A última vez que tinha andado numa Low Rider, há já mais de 3 anos, ela ainda pertencia à família Dyna, e ainda tinha instalado um motor Twin-Cam. Não tive, nessa altura, o prazer de testar a versão CVO, equipada com a versão de 110 polegadas cúbicas, então o mais potente motor da Harley-Davidson em produção, antes a mais modesta versão de 103ci.

Entretanto nesse mesmo ano, em 2017, a Harley-Davidson, numa estratégia de rejuvenescer mais rápidamente toda a sua gama (clique aqui para ler mais), respondendo a uma concorrência cada vez mais forte e a uma paulativa perda de quota de mercado e diminuição nas vendas, resolveu, para além de apresentar os seus planos para o curto prazo, estabelecer a controvérsia e fundir a gama Dyna com a Softail. 


Sendo a Low Rider um dos mais populares modelos da extinta gama Dyna, era inevitável que em Milwaukee, mais cedo ou mais tarde, fosse dada uma maior importância a este modelo, para mitigar o impacto na opinião pública.

E assim renasceu a Softail Low Rider S que, para 2020, teve novamente direito a uma versão mais musculosa. E em boa hora a Harley-Davidson o fez, já que a moto ficou a ganhar em termos dinâmicos e não só, subindo o modelo para um patamar muito superior.

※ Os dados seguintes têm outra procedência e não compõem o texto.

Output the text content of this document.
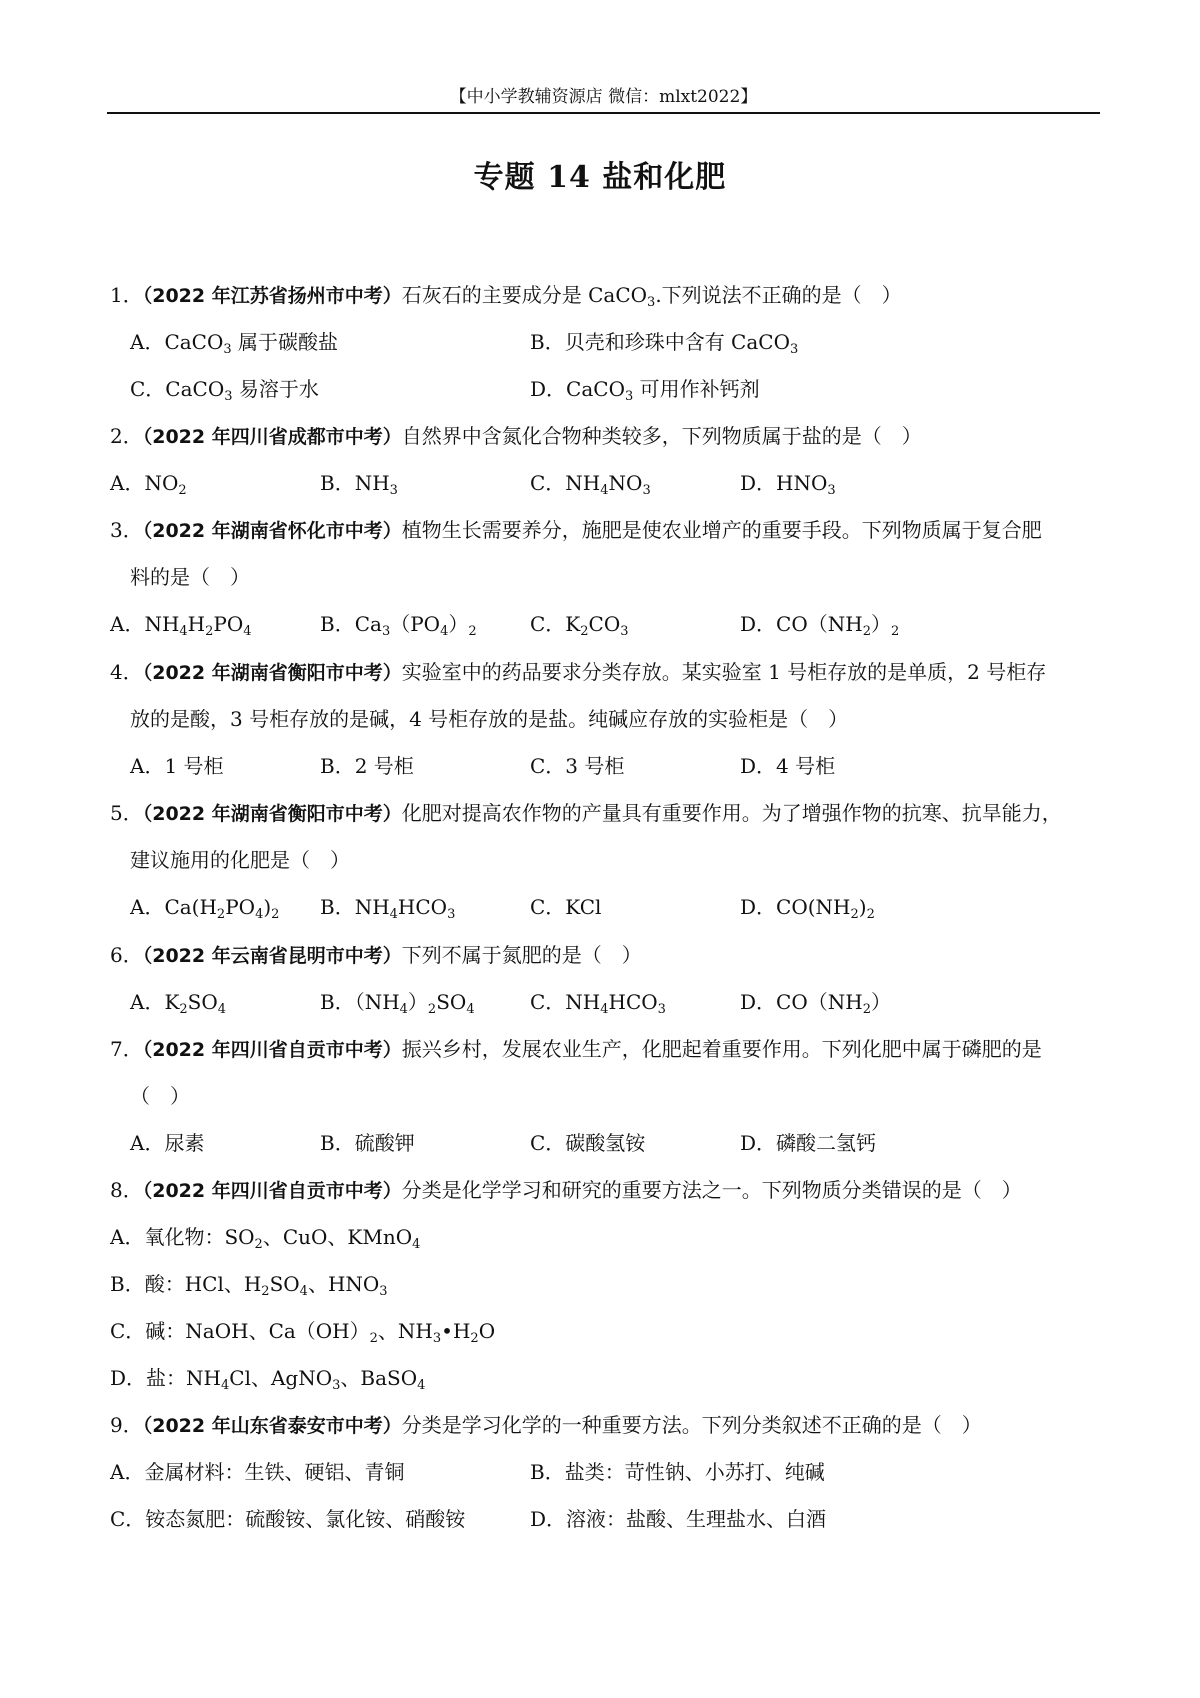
【中小学教辅资源店 微信：mlxt2022】
专题 14 盐和化肥
1．（2022 年江苏省扬州市中考）石灰石的主要成分是 CaCO$_3$.下列说法不正确的是（　）
A．CaCO$_3$ 属于碳酸盐	B．贝壳和珍珠中含有 CaCO$_3$
C．CaCO$_3$ 易溶于水	D．CaCO$_3$ 可用作补钙剂
2．（2022 年四川省成都市中考）自然界中含氮化合物种类较多，下列物质属于盐的是（　）
A．$NO_2$	B．$NH_3$	C．$NH_4NO_3$	D．$HNO_3$
3．（2022 年湖南省怀化市中考）植物生长需要养分，施肥是使农业增产的重要手段。下列物质属于复合肥
料的是（　）
A．$NH_4H_2PO_4$	B．$Ca_3(PO_4)_2$	C．$K_2CO_3$	D．$CO(NH_2)_2$
4．（2022 年湖南省衡阳市中考）实验室中的药品要求分类存放。某实验室 1 号柜存放的是单质，2 号柜存
放的是酸，3 号柜存放的是碱，4 号柜存放的是盐。纯碱应存放的实验柜是（　）
A．1 号柜	B．2 号柜	C．3 号柜	D．4 号柜
5．（2022 年湖南省衡阳市中考）化肥对提高农作物的产量具有重要作用。为了增强作物的抗寒、抗旱能力，
建议施用的化肥是（　）
A．$Ca(H_2PO_4)_2$ B．$NH_4HCO_3$	C．KCl	D．$CO(NH_2)_2$
6．（2022 年云南省昆明市中考）下列不属于氮肥的是（　）
A．$K_2SO_4$	B．$(NH_4)_2SO_4$	C．$NH_4HCO_3$	D．$CO(NH_2)$
7．（2022 年四川省自贡市中考）振兴乡村，发展农业生产，化肥起着重要作用。下列化肥中属于磷肥的是
（　）
A．尿素	B．硫酸钾	C．碳酸氢铵	D．磷酸二氢钙
8．（2022 年四川省自贡市中考）分类是化学学习和研究的重要方法之一。下列物质分类错误的是（　）
A．氧化物：$SO_2$、CuO、KMnO$_4$
B．酸：HCl、$H_2SO_4$、$HNO_3$
C．碱：NaOH、$Ca(OH)_2$、$NH_3•H_2O$
D．盐：$NH_4Cl$、AgNO$_3$、BaSO$_4$
9．（2022 年山东省泰安市中考）分类是学习化学的一种重要方法。下列分类叙述不正确的是（　）
A．金属材料：生铁、硬铝、青铜	B．盐类：苛性钠、小苏打、纯碱
C．铵态氮肥：硫酸铵、氯化铵、硝酸铵	D．溶液：盐酸、生理盐水、白酒
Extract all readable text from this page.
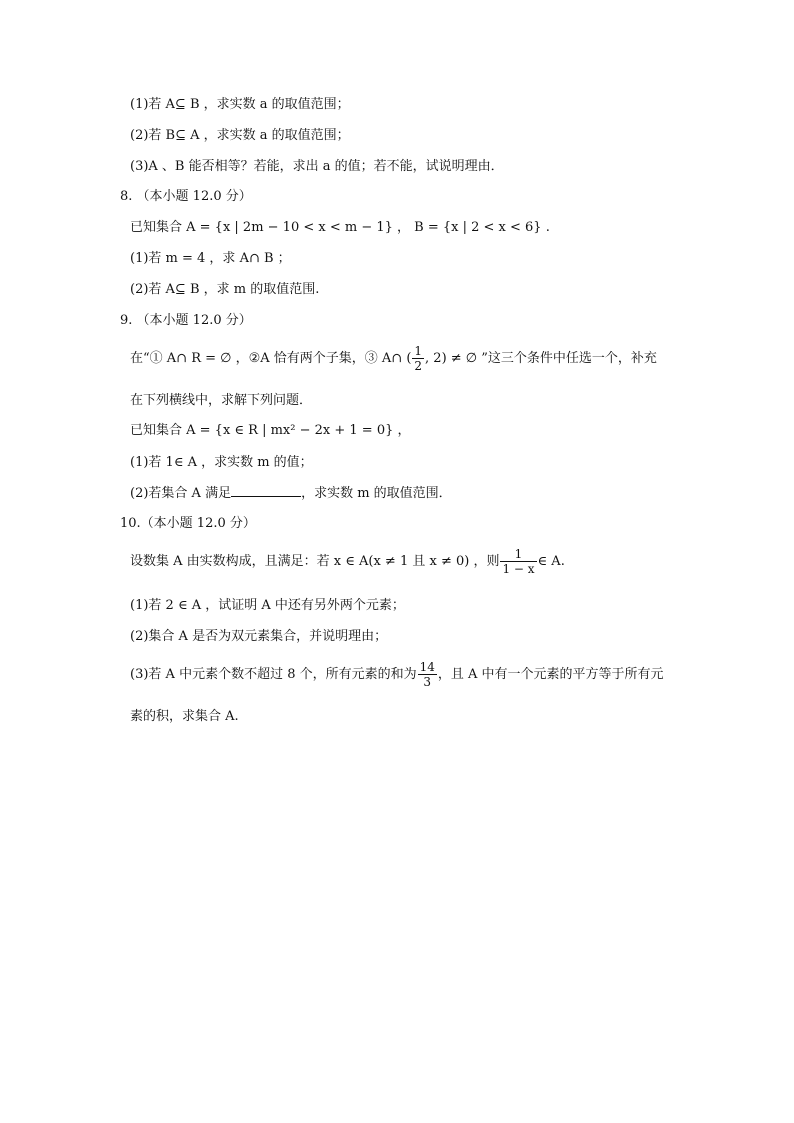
(1)若 A⊆ B ，求实数 a 的取值范围；
(2)若 B⊆ A ，求实数 a 的取值范围；
(3)A 、B 能否相等？若能，求出 a 的值；若不能，试说明理由．
8. （本小题 12.0 分）
已知集合 A = {x | 2m − 10 < x < m − 1} ， B = {x | 2 < x < 6} .
(1)若 m = 4 ，求 A∩ B ；
(2)若 A⊆ B ，求 m 的取值范围.
9. （本小题 12.0 分）
在“① A∩ R = ∅ ，②A 恰有两个子集，③ A∩ ( $\frac{1}{2}$ , 2) ≠ ∅ ”这三个条件中任选一个，补充
在下列横线中，求解下列问题．
已知集合 A = {x ∈ R | mx² − 2x + 1 = 0} ，
(1)若 1∈ A ，求实数 m 的值；
(2)若集合 A 满足	，求实数 m 的取值范围．
10.（本小题 12.0 分）
设数集 A 由实数构成，且满足：若 x ∈ A(x ≠ 1 且 x ≠ 0) ，则 $\frac{1}{1 - x}$ ∈ A.
(1)若 2 ∈ A ，试证明 A 中还有另外两个元素；
(2)集合 A 是否为双元素集合，并说明理由；
(3)若 A 中元素个数不超过 8 个，所有元素的和为 $\frac{14}{3}$ ，且 A 中有一个元素的平方等于所有元
素的积，求集合 A.
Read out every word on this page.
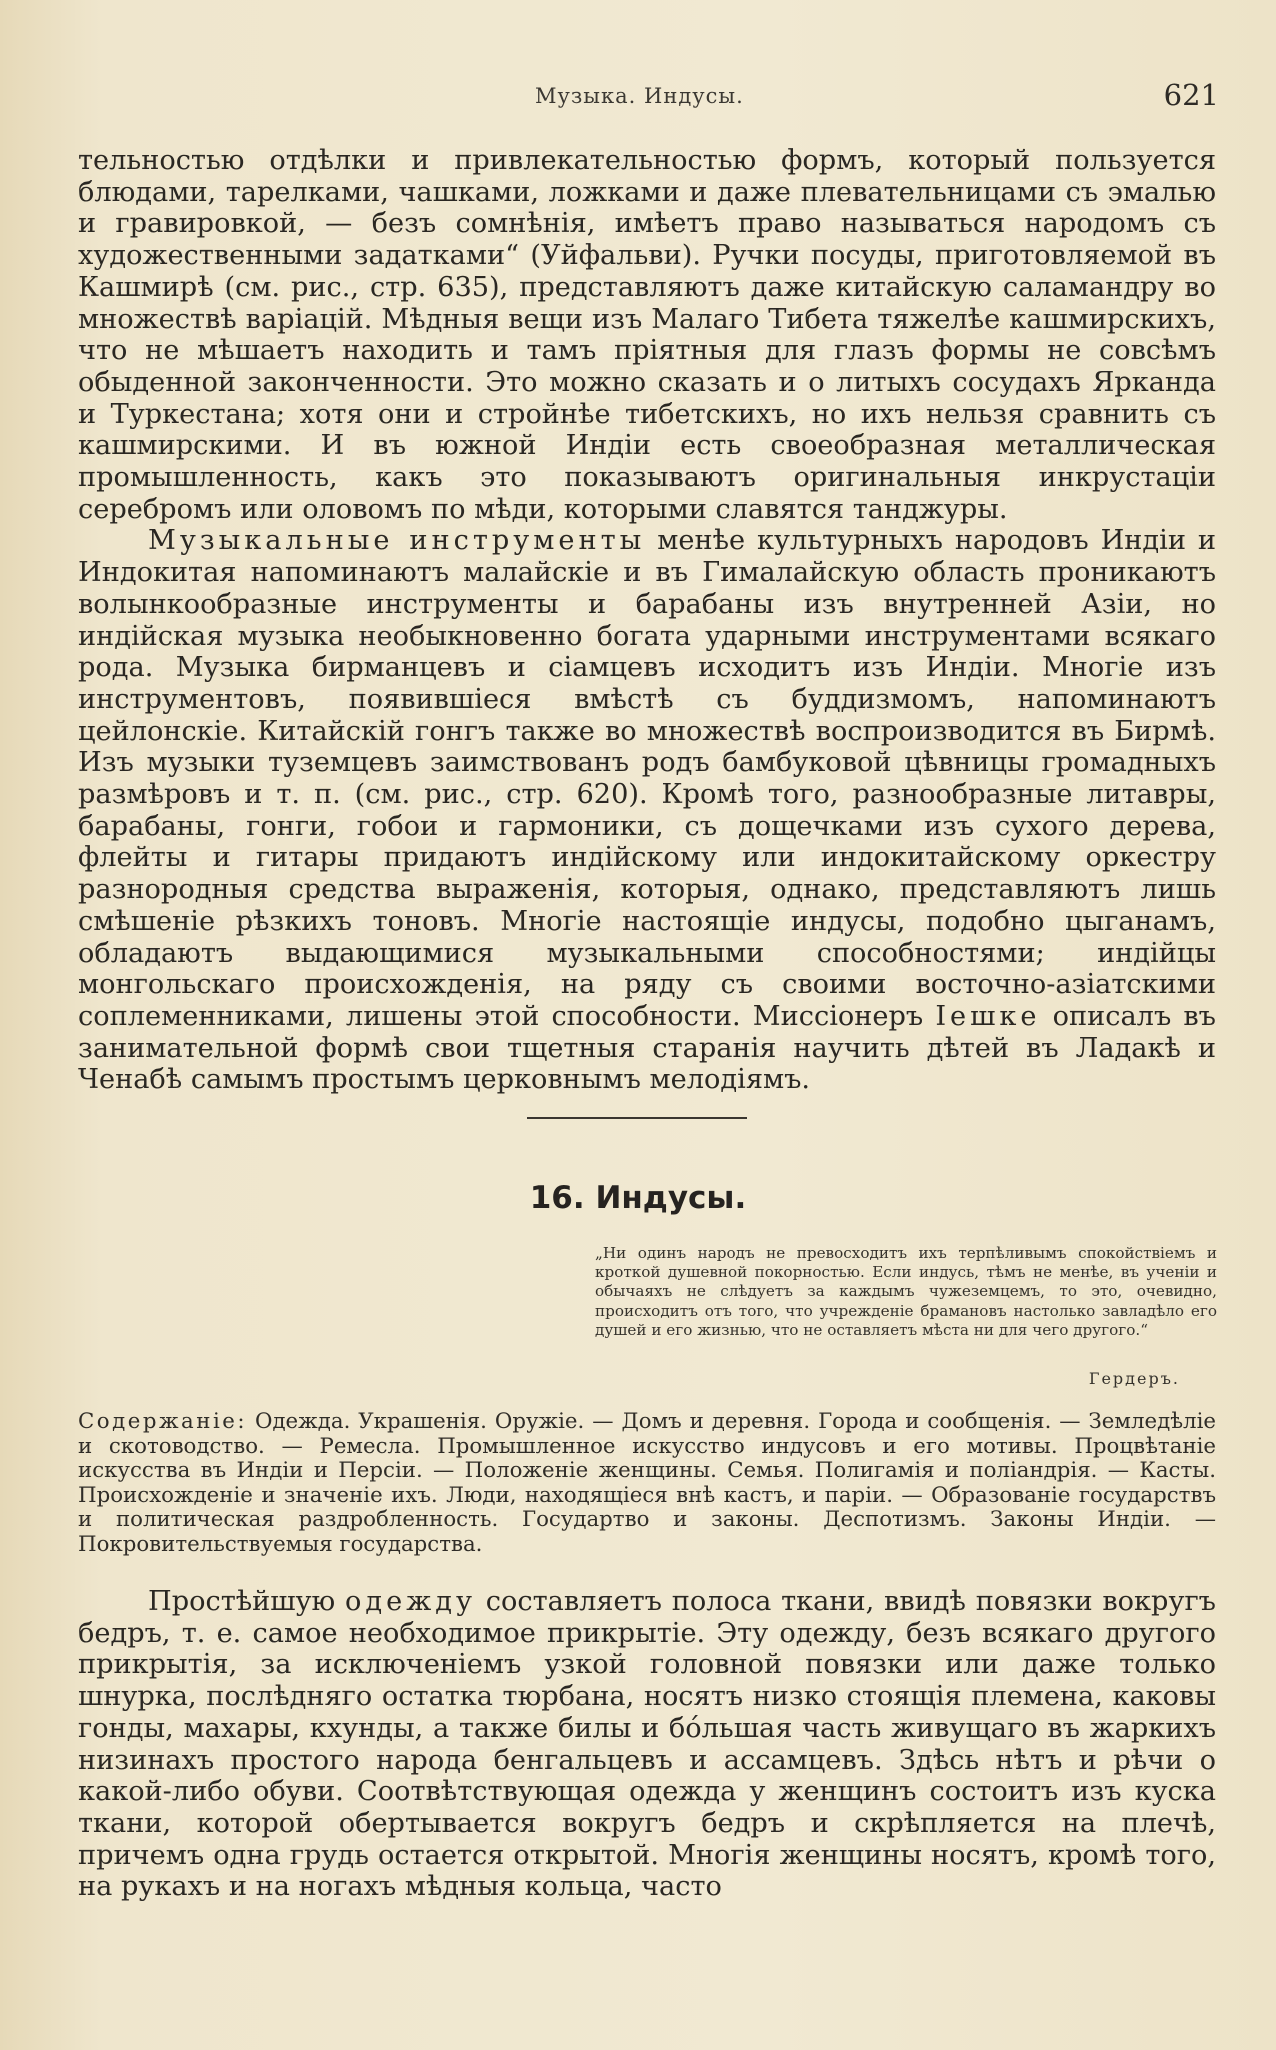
Музыка. Индусы.	621

тельностью отдѣлки и привлекательностью формъ, который пользуется блюдами, тарелками, чашками, ложками и даже плевательницами съ эмалью и гравировкой, — безъ сомнѣнія, имѣетъ право называться народомъ съ художественными задатками“ (Уйфальви). Ручки посуды, приготовляемой въ Кашмирѣ (см. рис., стр. 635), представляютъ даже китайскую саламандру во множествѣ варіацій. Мѣдныя вещи изъ Малаго Тибета тяжелѣе кашмирскихъ, что не мѣшаетъ находить и тамъ пріятныя для глазъ формы не совсѣмъ обыденной законченности. Это можно сказать и о литыхъ сосудахъ Ярканда и Туркестана; хотя они и стройнѣе тибетскихъ, но ихъ нельзя сравнить съ кашмирскими. И въ южной Индіи есть своеобразная металлическая промышленность, какъ это показываютъ оригинальныя инкрустаціи серебромъ или оловомъ по мѣди, которыми славятся танджуры.

Музыкальные инструменты менѣе культурныхъ народовъ Индіи и Индокитая напоминаютъ малайскіе и въ Гималайскую область проникаютъ волынкообразные инструменты и барабаны изъ внутренней Азіи, но индійская музыка необыкновенно богата ударными инструментами всякаго рода. Музыка бирманцевъ и сіамцевъ исходитъ изъ Индіи. Многіе изъ инструментовъ, появившіеся вмѣстѣ съ буддизмомъ, напоминаютъ цейлонскіе. Китайскій гонгъ также во множествѣ воспроизводится въ Бирмѣ. Изъ музыки туземцевъ заимствованъ родъ бамбуковой цѣвницы громадныхъ размѣровъ и т. п. (см. рис., стр. 620). Кромѣ того, разнообразные литавры, барабаны, гонги, гобои и гармоники, съ дощечками изъ сухого дерева, флейты и гитары придаютъ индійскому или индокитайскому оркестру разнородныя средства выраженія, которыя, однако, представляютъ лишь смѣшеніе рѣзкихъ тоновъ. Многіе настоящіе индусы, подобно цыганамъ, обладаютъ выдающимися музыкальными способностями; индійцы монгольскаго происхожденія, на ряду съ своими восточно-азіатскими соплеменниками, лишены этой способности. Миссіонеръ Іешке описалъ въ занимательной формѣ свои тщетныя старанія научить дѣтей въ Ладакѣ и Ченабѣ самымъ простымъ церковнымъ мелодіямъ.

16. Индусы.
„Ни одинъ народъ не превосходитъ ихъ терпѣливымъ спокойствіемъ и кроткой душевной покорностью. Если индусь, тѣмъ не менѣе, въ ученіи и обычаяхъ не слѣдуетъ за каждымъ чужеземцемъ, то это, очевидно, происходитъ отъ того, что учрежденіе брамановъ настолько завладѣло его душей и его жизнью, что не оставляетъ мѣста ни для чего другого.“
Гердеръ.
Содержаніе: Одежда. Украшенія. Оружіе. — Домъ и деревня. Города и сообщенія. — Земледѣліе и скотоводство. — Ремесла. Промышленное искусство индусовъ и его мотивы. Процвѣтаніе искусства въ Индіи и Персіи. — Положеніе женщины. Семья. Полигамія и поліандрія. — Касты. Происхожденіе и значеніе ихъ. Люди, находящіеся внѣ кастъ, и паріи. — Образованіе государствъ и политическая раздробленность. Государтво и законы. Деспотизмъ. Законы Индіи. — Покровительствуемыя государства.

Простѣйшую одежду составляетъ полоса ткани, ввидѣ повязки вокругъ бедръ, т. е. самое необходимое прикрытіе. Эту одежду, безъ всякаго другого прикрытія, за исключеніемъ узкой головной повязки или даже только шнурка, послѣдняго остатка тюрбана, носятъ низко стоящія племена, каковы гонды, махары, кхунды, а также билы и бо́льшая часть живущаго въ жаркихъ низинахъ простого народа бенгальцевъ и ассамцевъ. Здѣсь нѣтъ и рѣчи о какой-либо обуви. Соотвѣтствующая одежда у женщинъ состоитъ изъ куска ткани, которой обертывается вокругъ бедръ и скрѣпляется на плечѣ, причемъ одна грудь остается открытой. Многія женщины носятъ, кромѣ того, на рукахъ и на ногахъ мѣдныя кольца, часто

A marca define-a como uma Performance-Cruiser, e por isso instalou-lhe não o habitual motor Milwaukee Eight de 107 polegadas cúbicas, antes a versão mais vitaminada de 114 polegadas cúbicas (equivalente a 1.868cc), a respirar por um filtro de ar de alto rendimento, que já tinha tido oportunidade de desfrutar aos comandos da Fat Boy 114, da Fat Bob 114 e da FXDR 114.

Liberto do peso das motos em que habitualmente está instalado (as grandes “Tourers” algumas com pesos a rondar os 400kg) esta unidade motriz torna a Low-Rider S, cujo peso a seco não chega aos 300kg, num verdadeiro míssil.

Arrancar nos semáforos, ultrapassar filas de camiões ou pintar riscos de pneu no alcatrão à saída das curvas, tudo isso passa para outra dimensão graças aos mais de 150Nm de binário registados ainda abaixo das 3.000 rpm.

A resposta do motor, por via do acelerador “ride by wire”, é limpa e contundente, com uma sonoridade muito agradável e sem ser incomodativa, a sair dos escapes “Tommy Gun”. Mas em manobra e a baixa velocidade, a sua resposta é bastante ponderada, o que, a par com a embraiagem bastante leve, facilita a vida aos menos experientes, sem no entanto desapontar os mais exigentes.


A caixa de velocidades está bem escalonada, bastante suave e silenciosa, excepção feita ao característico “clank” da engrenagem da primeira relação, e consegue aproveitar o binário e catapultar a Low Rider S rapidamente para velocidades superiores a 200 km/h.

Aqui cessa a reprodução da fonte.